Nat Protoc. 2009;4(8):1184-91. doi: 10.1038/nprot.2009.97. Epub 2009 Jul 23.
Genomic experiments produce multiple views of biological systems, among them are DNA sequence and copy number variation, and mRNA and protein abundance. Understanding these systems needs integrated bioinformatic analysis. Public databases such as Ensembl provide relationships and mappings between the relevant sets of probe and target molecules.
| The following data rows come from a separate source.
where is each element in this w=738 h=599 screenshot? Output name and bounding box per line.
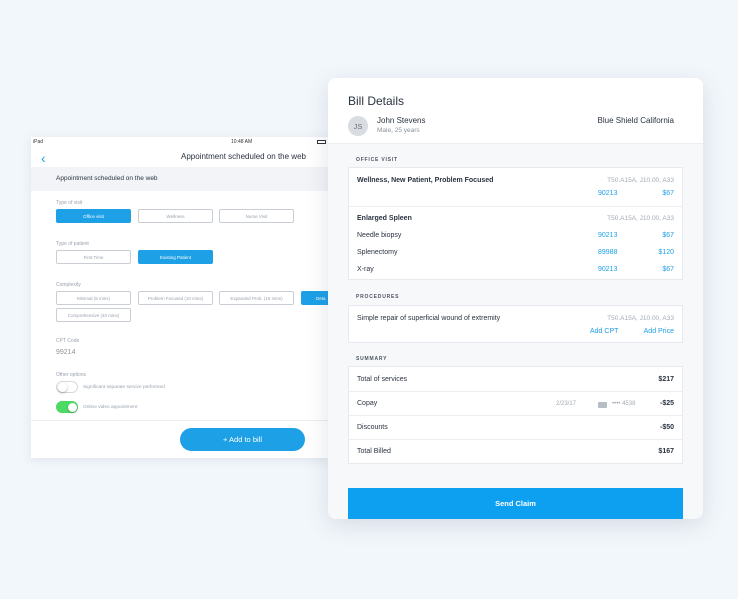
complexity-option-comprehensive[interactable]: Comprehensive (40 mins): [56, 308, 131, 322]
copay-label: Copay: [357, 400, 378, 407]
item-cpt[interactable]: 90213: [598, 232, 618, 239]
bill-details-card: Bill Details JS John Stevens Male, 25 ye…: [328, 78, 703, 519]
complexity-option-problem-focused[interactable]: Problem Focused (10 mins): [138, 291, 213, 305]
toggle-online-video[interactable]: [56, 401, 78, 413]
visit-option-wellness[interactable]: Wellness: [138, 209, 213, 223]
divider: [349, 391, 682, 392]
visit-1-title: Wellness, New Patient, Problem Focused: [357, 177, 494, 184]
credit-card-icon: [598, 402, 607, 408]
copay-date: 2/23/17: [556, 401, 577, 407]
nav-bar: ‹ Appointment scheduled on the web: [31, 147, 332, 171]
section-header: Appointment scheduled on the web: [31, 167, 332, 191]
discounts-value: -$50: [659, 424, 674, 431]
item-price[interactable]: $120: [658, 249, 674, 256]
total-billed-value: $167: [658, 448, 674, 455]
item-name: Needle biopsy: [357, 232, 402, 239]
item-name: Splenectomy: [357, 249, 398, 256]
complexity-label: Complexity: [56, 282, 81, 288]
battery-icon: [317, 140, 326, 144]
procedures-panel: Simple repair of superficial wound of ex…: [348, 305, 683, 343]
add-price-link[interactable]: Add Price: [643, 328, 674, 335]
patient-option-first-time[interactable]: First Time: [56, 250, 131, 264]
nav-title: Appointment scheduled on the web: [181, 152, 306, 161]
add-to-bill-button[interactable]: + Add to bill: [180, 428, 305, 451]
item-cpt[interactable]: 90213: [598, 266, 618, 273]
complexity-option-expanded[interactable]: Expanded Prob. (15 mins): [219, 291, 294, 305]
total-billed-label: Total Billed: [357, 448, 391, 455]
toggle-online-video-label: Online video appointment: [83, 405, 138, 410]
cpt-code-label: CPT Code: [56, 338, 80, 344]
cpt-code-value: 99214: [56, 349, 76, 356]
bill-header: Bill Details JS John Stevens Male, 25 ye…: [328, 78, 703, 144]
office-visit-heading: OFFICE VISIT: [356, 157, 398, 163]
visit-2-codes[interactable]: T50.A15A, J10.00, A33: [607, 215, 674, 222]
office-visit-panel: Wellness, New Patient, Problem Focused T…: [348, 167, 683, 280]
summary-panel: Total of services $217 Copay 2/23/17 •••…: [348, 366, 683, 464]
total-services-value: $217: [658, 376, 674, 383]
type-of-visit-label: Type of visit: [56, 200, 83, 206]
visit-option-nurse[interactable]: Nurse Visit: [219, 209, 294, 223]
discounts-label: Discounts: [357, 424, 388, 431]
visit-option-office[interactable]: Office visit: [56, 209, 131, 223]
item-price[interactable]: $67: [662, 266, 674, 273]
procedure-codes[interactable]: T50.A15A, J10.00, A33: [607, 315, 674, 322]
status-time: 10:48 AM: [231, 139, 253, 145]
divider: [349, 439, 682, 440]
divider: [349, 415, 682, 416]
item-name: X-ray: [357, 266, 374, 273]
item-cpt[interactable]: 89988: [598, 249, 618, 256]
toggle-separate-service-label: Significant separate service performed: [83, 385, 165, 390]
other-options-label: Other options: [56, 372, 87, 378]
summary-heading: SUMMARY: [356, 356, 388, 362]
visit-1-price[interactable]: $67: [662, 190, 674, 197]
status-carrier: iPad: [33, 139, 44, 145]
visit-1-codes[interactable]: T50.A15A, J10.00, A33: [607, 177, 674, 184]
patient-name: John Stevens: [377, 116, 426, 125]
page-title: Bill Details: [348, 94, 405, 108]
copay-card: •••• 4538: [612, 401, 636, 407]
section-header-text: Appointment scheduled on the web: [56, 175, 158, 182]
ipad-appointment-screen: iPad 10:48 AM ‹ Appointment scheduled on…: [31, 137, 332, 458]
total-services-label: Total of services: [357, 376, 408, 383]
patient-option-existing[interactable]: Existing Patient: [138, 250, 213, 264]
avatar: JS: [348, 116, 368, 136]
patient-meta: Male, 25 years: [377, 127, 420, 134]
status-bar: iPad 10:48 AM: [31, 137, 332, 147]
insurer-name: Blue Shield California: [597, 116, 675, 125]
item-price[interactable]: $67: [662, 232, 674, 239]
bill-body: OFFICE VISIT Wellness, New Patient, Prob…: [328, 144, 703, 519]
divider: [349, 206, 682, 207]
copay-value: -$25: [659, 400, 674, 407]
visit-2-title: Enlarged Spleen: [357, 215, 412, 222]
visit-1-cpt[interactable]: 90213: [598, 190, 618, 197]
complexity-option-detailed[interactable]: Deta: [301, 291, 332, 305]
complexity-option-minimal[interactable]: Minimal (5 mins): [56, 291, 131, 305]
add-cpt-link[interactable]: Add CPT: [590, 328, 619, 335]
bottom-bar: + Add to bill: [31, 420, 332, 458]
procedures-heading: PROCEDURES: [356, 294, 400, 300]
procedure-title: Simple repair of superficial wound of ex…: [357, 315, 501, 322]
send-claim-button[interactable]: Send Claim: [348, 488, 683, 519]
back-chevron-icon[interactable]: ‹: [41, 150, 46, 166]
type-of-patient-label: Type of patient: [56, 241, 89, 247]
toggle-separate-service[interactable]: [56, 381, 78, 393]
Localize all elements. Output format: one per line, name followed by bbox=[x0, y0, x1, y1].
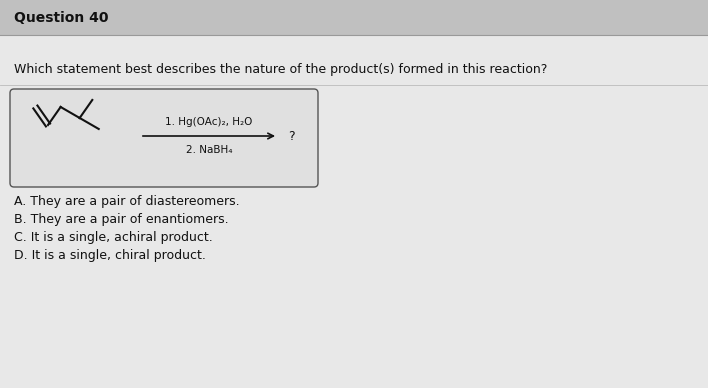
Text: C. It is a single, achiral product.: C. It is a single, achiral product. bbox=[14, 231, 212, 244]
Text: Which statement best describes the nature of the product(s) formed in this react: Which statement best describes the natur… bbox=[14, 64, 547, 76]
FancyBboxPatch shape bbox=[0, 35, 708, 388]
Text: 2. NaBH₄: 2. NaBH₄ bbox=[185, 145, 232, 155]
Text: A. They are a pair of diastereomers.: A. They are a pair of diastereomers. bbox=[14, 195, 239, 208]
Text: B. They are a pair of enantiomers.: B. They are a pair of enantiomers. bbox=[14, 213, 229, 226]
FancyBboxPatch shape bbox=[10, 89, 318, 187]
FancyBboxPatch shape bbox=[0, 0, 708, 35]
Text: 1. Hg(OAc)₂, H₂O: 1. Hg(OAc)₂, H₂O bbox=[165, 117, 253, 127]
Text: ?: ? bbox=[288, 130, 295, 142]
Text: Question 40: Question 40 bbox=[14, 10, 108, 24]
Text: D. It is a single, chiral product.: D. It is a single, chiral product. bbox=[14, 249, 206, 262]
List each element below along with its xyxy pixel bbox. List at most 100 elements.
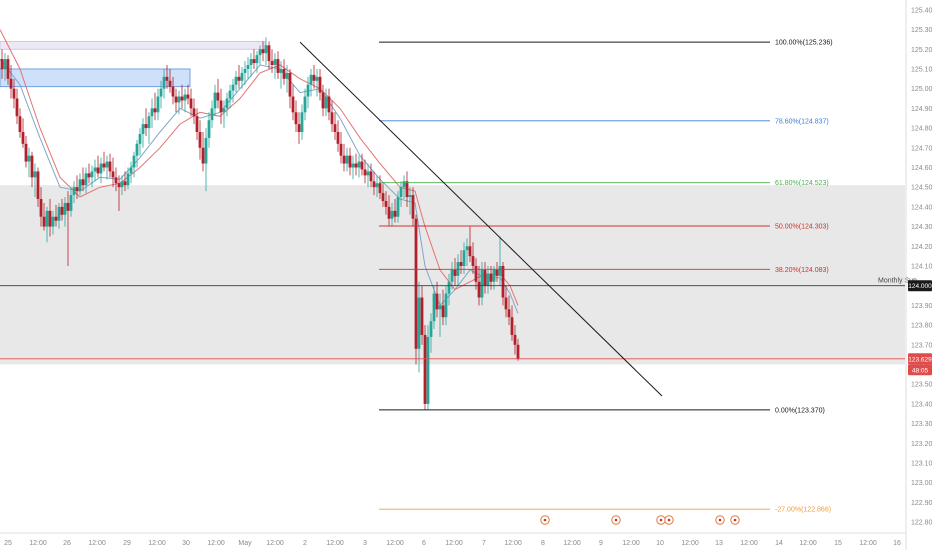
- candle[interactable]: [498, 236, 502, 286]
- candle[interactable]: [414, 214, 418, 365]
- candle[interactable]: [228, 84, 232, 109]
- candle[interactable]: [417, 281, 421, 373]
- candle[interactable]: [363, 159, 367, 184]
- candle[interactable]: [240, 66, 244, 89]
- candle[interactable]: [450, 262, 454, 290]
- candle[interactable]: [420, 285, 424, 345]
- candle[interactable]: [21, 118, 25, 148]
- candle[interactable]: [270, 49, 274, 73]
- candle[interactable]: [195, 108, 199, 140]
- candle[interactable]: [285, 65, 289, 93]
- candle[interactable]: [507, 295, 511, 326]
- candle[interactable]: [75, 175, 79, 200]
- candle[interactable]: [516, 338, 520, 361]
- candle[interactable]: [204, 128, 208, 192]
- candle[interactable]: [447, 273, 451, 306]
- candle[interactable]: [81, 167, 85, 192]
- candle[interactable]: [150, 98, 154, 129]
- candle[interactable]: [231, 78, 235, 103]
- candle[interactable]: [39, 187, 43, 227]
- candle[interactable]: [444, 285, 448, 326]
- candle[interactable]: [387, 195, 391, 227]
- candle[interactable]: [198, 120, 202, 160]
- candle[interactable]: [0, 49, 4, 79]
- candle[interactable]: [267, 41, 271, 69]
- candle[interactable]: [36, 167, 40, 207]
- candle[interactable]: [216, 78, 220, 109]
- candle[interactable]: [297, 112, 301, 144]
- candle[interactable]: [495, 262, 499, 282]
- candle[interactable]: [42, 202, 46, 231]
- candle[interactable]: [111, 157, 115, 188]
- candle[interactable]: [294, 100, 298, 133]
- candle[interactable]: [171, 76, 175, 105]
- candle[interactable]: [429, 313, 433, 353]
- candle[interactable]: [399, 181, 403, 207]
- candle[interactable]: [213, 84, 217, 117]
- candle[interactable]: [153, 92, 157, 121]
- candle[interactable]: [159, 80, 163, 109]
- candle[interactable]: [201, 132, 205, 172]
- candle[interactable]: [351, 155, 355, 180]
- candle[interactable]: [9, 65, 13, 99]
- candle[interactable]: [471, 242, 475, 274]
- candle[interactable]: [255, 51, 259, 73]
- candle[interactable]: [138, 128, 142, 156]
- candle[interactable]: [327, 88, 331, 121]
- candle[interactable]: [291, 84, 295, 121]
- candle[interactable]: [15, 88, 19, 125]
- candle[interactable]: [237, 65, 241, 89]
- candle[interactable]: [66, 191, 70, 266]
- candle[interactable]: [123, 171, 127, 192]
- candle[interactable]: [93, 159, 97, 182]
- candle[interactable]: [306, 76, 310, 109]
- candle[interactable]: [369, 163, 373, 188]
- candle[interactable]: [462, 242, 466, 274]
- candle[interactable]: [126, 167, 130, 190]
- event-marker-icon[interactable]: [664, 515, 674, 525]
- candle[interactable]: [513, 325, 517, 355]
- candle[interactable]: [33, 163, 37, 198]
- candle[interactable]: [102, 151, 106, 172]
- candle[interactable]: [90, 165, 94, 188]
- candle[interactable]: [465, 238, 469, 266]
- candle[interactable]: [441, 289, 445, 326]
- candle[interactable]: [510, 305, 514, 341]
- candle[interactable]: [303, 88, 307, 121]
- candle[interactable]: [243, 61, 247, 85]
- candle[interactable]: [63, 197, 67, 227]
- candle[interactable]: [384, 191, 388, 215]
- candle[interactable]: [435, 281, 439, 318]
- candle[interactable]: [69, 187, 73, 217]
- candle[interactable]: [156, 88, 160, 121]
- candle[interactable]: [393, 199, 397, 223]
- candle[interactable]: [147, 112, 151, 144]
- candle[interactable]: [18, 108, 22, 138]
- candle[interactable]: [162, 68, 166, 99]
- candle[interactable]: [108, 153, 112, 178]
- candle[interactable]: [309, 68, 313, 97]
- candle[interactable]: [426, 325, 430, 410]
- event-marker-icon[interactable]: [715, 515, 725, 525]
- candle[interactable]: [99, 157, 103, 184]
- candle[interactable]: [318, 68, 322, 101]
- candle[interactable]: [372, 171, 376, 196]
- candle[interactable]: [390, 202, 394, 227]
- candle[interactable]: [402, 175, 406, 200]
- candle[interactable]: [30, 151, 34, 188]
- candle[interactable]: [345, 147, 349, 172]
- candle[interactable]: [288, 68, 292, 109]
- candle[interactable]: [300, 104, 304, 140]
- candle[interactable]: [249, 53, 253, 77]
- candle[interactable]: [273, 53, 277, 79]
- candle[interactable]: [210, 100, 214, 129]
- candle[interactable]: [96, 155, 100, 178]
- candle[interactable]: [357, 155, 361, 178]
- candle[interactable]: [474, 258, 478, 290]
- candle[interactable]: [165, 65, 169, 89]
- candle[interactable]: [186, 84, 190, 105]
- candle[interactable]: [141, 118, 145, 148]
- candle[interactable]: [339, 132, 343, 164]
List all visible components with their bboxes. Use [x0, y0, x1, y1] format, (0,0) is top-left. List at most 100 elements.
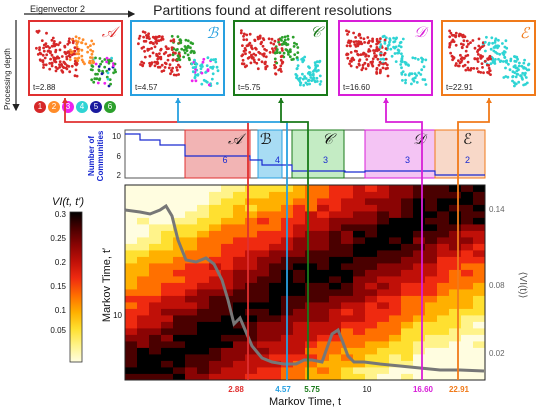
- partition-time: t=22.91: [446, 83, 473, 92]
- heatmap-cell: [377, 256, 390, 264]
- resolution-arrow: [175, 98, 181, 103]
- heatmap-cell: [209, 250, 222, 257]
- partition-node: [315, 76, 319, 80]
- heatmap-cell: [269, 367, 282, 374]
- heatmap-cell: [365, 334, 378, 342]
- heatmap-cell: [449, 282, 462, 290]
- heatmap-cell: [365, 263, 378, 270]
- colorbar: [69, 211, 83, 363]
- heatmap-cell: [473, 211, 486, 218]
- partition-node: [379, 43, 383, 46]
- partition-node: [295, 56, 299, 59]
- heatmap-cell: [173, 289, 186, 296]
- partition-node: [304, 81, 308, 85]
- heatmap-cell: [365, 276, 378, 283]
- partition-node: [310, 79, 314, 82]
- partition-node: [404, 78, 407, 82]
- partition-node: [177, 63, 180, 67]
- partition-node: [106, 71, 110, 75]
- heatmap-cell: [209, 269, 222, 277]
- heatmap-cell: [257, 224, 270, 231]
- legend-circle-2: 2: [48, 101, 60, 113]
- heatmap-cell: [401, 217, 414, 225]
- partition-time: t=4.57: [135, 83, 158, 92]
- heatmap-cell: [233, 367, 246, 374]
- heatmap-cell: [401, 328, 414, 335]
- partition-node: [210, 77, 214, 81]
- heatmap-cell: [413, 328, 426, 335]
- heatmap-cell: [389, 308, 402, 316]
- partition-node: [479, 55, 482, 59]
- partition-node: [307, 78, 311, 82]
- heatmap-cell: [365, 295, 378, 303]
- partition-node: [514, 75, 518, 79]
- heatmap-cell: [161, 243, 174, 251]
- heatmap-cell: [257, 347, 270, 355]
- heatmap-cell: [329, 191, 342, 199]
- partition-node: [358, 33, 362, 37]
- heatmap-cell: [341, 230, 354, 238]
- partition-node: [202, 57, 206, 61]
- heatmap-cell: [377, 282, 390, 290]
- partition-node: [471, 39, 475, 42]
- heatmap-cell: [173, 269, 186, 277]
- heatmap-cell: [329, 237, 342, 244]
- heatmap-cell: [233, 373, 246, 381]
- heatmap-cell: [365, 282, 378, 290]
- heatmap-cell: [149, 237, 162, 244]
- partition-node: [512, 65, 516, 69]
- heatmap-cell: [149, 211, 162, 218]
- heatmap-cell: [317, 185, 330, 192]
- heatmap-cell: [137, 315, 150, 322]
- heatmap-cell: [305, 334, 318, 342]
- heatmap-cell: [197, 321, 210, 329]
- heatmap-cell: [233, 347, 246, 355]
- heatmap-cell: [149, 308, 162, 316]
- partition-node: [272, 42, 276, 46]
- heatmap-cell: [293, 256, 306, 264]
- partition-node: [478, 47, 481, 51]
- heatmap-cell: [425, 302, 438, 309]
- heatmap-cell: [221, 373, 234, 381]
- heatmap-cell: [185, 328, 198, 335]
- partition-node: [282, 40, 286, 44]
- heatmap-cell: [365, 367, 378, 374]
- heatmap-cell: [401, 276, 414, 283]
- partition-node: [243, 65, 247, 69]
- heatmap-cell: [341, 198, 354, 205]
- partition-node: [303, 75, 306, 78]
- partition-node: [241, 44, 244, 47]
- partition-node: [202, 78, 206, 82]
- partition-node: [274, 72, 277, 75]
- heatmap-cell: [341, 211, 354, 218]
- region-box-5: [434, 129, 486, 179]
- heatmap-cell: [449, 217, 462, 225]
- partition-node: [35, 46, 38, 50]
- heatmap-cell: [125, 198, 138, 205]
- partition-node: [404, 61, 408, 65]
- partition-node: [73, 49, 77, 53]
- partition-node: [371, 57, 375, 61]
- heatmap-cell: [317, 328, 330, 335]
- heatmap-cell: [365, 256, 378, 264]
- partition-node: [269, 41, 273, 45]
- heatmap-cell: [185, 282, 198, 290]
- partition-node: [61, 70, 64, 74]
- partition-node: [184, 38, 188, 42]
- partition-node: [50, 53, 54, 57]
- heatmap-cell: [149, 341, 162, 348]
- partition-node: [354, 45, 358, 48]
- colorbar-title: VI(t, t′): [52, 196, 84, 208]
- partition-node: [261, 37, 265, 40]
- partition-node: [68, 37, 71, 41]
- partition-node: [258, 36, 262, 40]
- partition-node: [293, 41, 296, 45]
- partition-node: [361, 63, 365, 67]
- heatmap-cell: [389, 269, 402, 277]
- region-box-2: [257, 129, 283, 179]
- partition-node: [175, 68, 179, 72]
- partition-node: [248, 32, 252, 36]
- partition-node: [68, 70, 72, 74]
- heatmap-cell: [449, 185, 462, 192]
- heatmap-cell: [209, 211, 222, 218]
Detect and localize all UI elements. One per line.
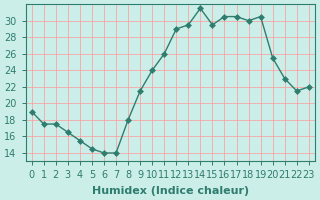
X-axis label: Humidex (Indice chaleur): Humidex (Indice chaleur) bbox=[92, 186, 249, 196]
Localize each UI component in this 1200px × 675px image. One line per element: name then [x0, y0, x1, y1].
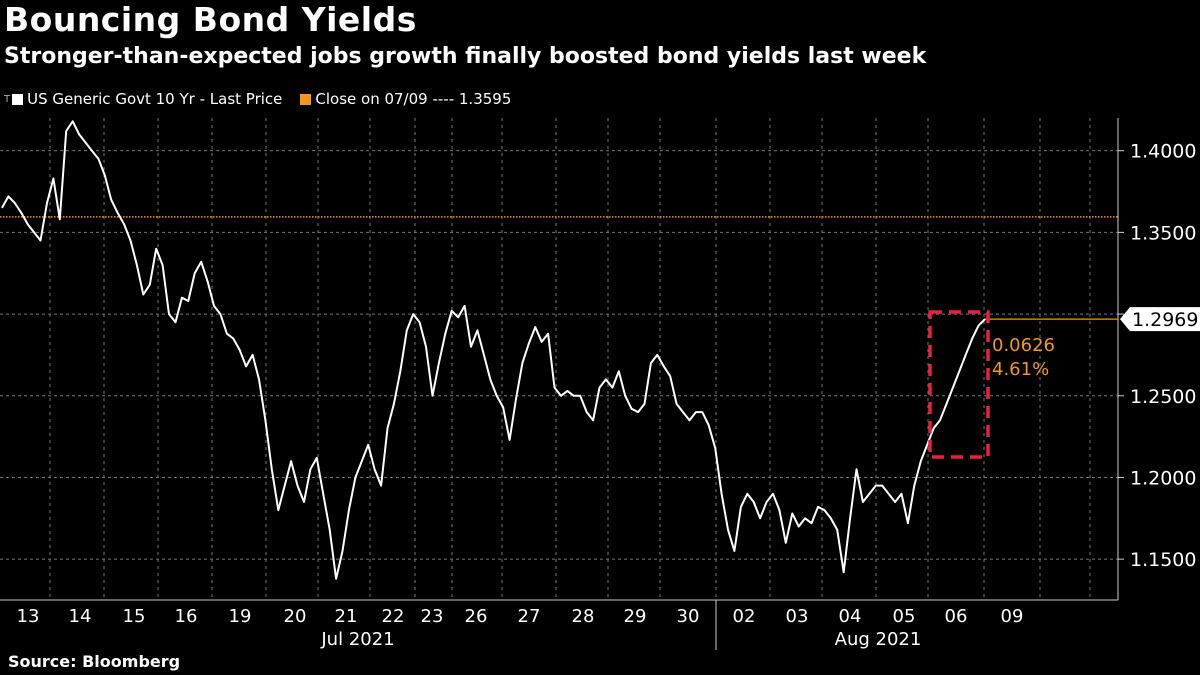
- x-tick-label: 21: [335, 606, 358, 627]
- y-tick-label: 1.3500: [1130, 222, 1196, 244]
- legend-reference-label: Close on 07/09 ---- 1.3595: [315, 90, 512, 108]
- x-tick-label: 14: [69, 606, 92, 627]
- x-tick-label: 28: [572, 606, 595, 627]
- x-tick-label: 16: [175, 606, 198, 627]
- y-tick-label: 1.1500: [1130, 549, 1196, 571]
- x-tick-label: 04: [839, 606, 862, 627]
- pct-change-annotation: 4.61%: [992, 359, 1049, 380]
- y-tick-label: 1.2500: [1130, 386, 1196, 408]
- x-tick-label: 20: [284, 606, 307, 627]
- x-tick-label: 13: [17, 606, 40, 627]
- chart-subtitle: Stronger-than-expected jobs growth final…: [4, 44, 927, 69]
- x-tick-label: 05: [893, 606, 916, 627]
- x-tick-label: 03: [786, 606, 809, 627]
- last-value-label: 1.2969: [1132, 309, 1198, 331]
- x-tick-label: 22: [382, 606, 405, 627]
- series-line: [1, 120, 986, 580]
- highlight-box: [928, 310, 990, 459]
- change-annotation: 0.0626: [992, 335, 1055, 356]
- source-note: Source: Bloomberg: [8, 652, 181, 671]
- x-tick-label: 23: [421, 606, 444, 627]
- legend-swatch-white: [12, 93, 24, 105]
- x-tick-label: 27: [518, 606, 541, 627]
- x-tick-label: 06: [945, 606, 968, 627]
- last-value-box: [1120, 307, 1200, 332]
- x-tick-label: 19: [229, 606, 252, 627]
- legend: T US Generic Govt 10 Yr - Last Price Clo…: [4, 90, 529, 108]
- y-tick-label: 1.2000: [1130, 467, 1196, 489]
- x-tick-label: 15: [123, 606, 146, 627]
- x-tick-label: 09: [1001, 606, 1024, 627]
- y-tick-label: 1.4000: [1130, 141, 1196, 163]
- x-tick-label: 30: [677, 606, 700, 627]
- chart-title: Bouncing Bond Yields: [4, 0, 417, 39]
- x-tick-label: 02: [733, 606, 756, 627]
- x-month-label: Aug 2021: [835, 629, 922, 650]
- legend-item-reference: Close on 07/09 ---- 1.3595: [300, 90, 511, 108]
- legend-series-label: US Generic Govt 10 Yr - Last Price: [27, 90, 283, 108]
- x-month-label: Jul 2021: [320, 629, 394, 650]
- legend-item-series: T US Generic Govt 10 Yr - Last Price: [4, 90, 282, 108]
- x-tick-label: 29: [624, 606, 647, 627]
- x-tick-label: 26: [465, 606, 488, 627]
- legend-toggle-icon: T: [4, 93, 11, 105]
- legend-swatch-orange: [300, 93, 312, 105]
However, the relationships can be biologically complex and the content of the databases is dynamic. We demonstrate how to use the computational environment R to integrate and jointly analyze experimental datasets, employing BioMart web services to provide the molecule mappings. We also discuss typical problems that are encountered in making gene-to-transcript-to-protein mappings. The approach provides a flexible, programmable and reproducible basis for state-of-the-art bioinformatic data integration.
基因组实验产生了生物系统的多种视图,其中包括DNA序列和拷贝数变异,以及mRNA和蛋白质丰度。理解这些系统需要综合的生物信息学分析。诸如Ensembl这样的公共数据库提供了相关探针和靶分子集之间的关系和映射。然而,这些关系在生物学上可能很复杂,并且数据库的内容是动态的。我们展示了如何使用计算环境R来整合和联合分析实验数据集,利用BioMart网络服务提供分子映射。我们还讨论了在进行基因到转录本再到蛋白质映射时遇到的典型问题。该方法为先进的生物信息学数据整合提供了一个灵活、可编程和可重复的基础。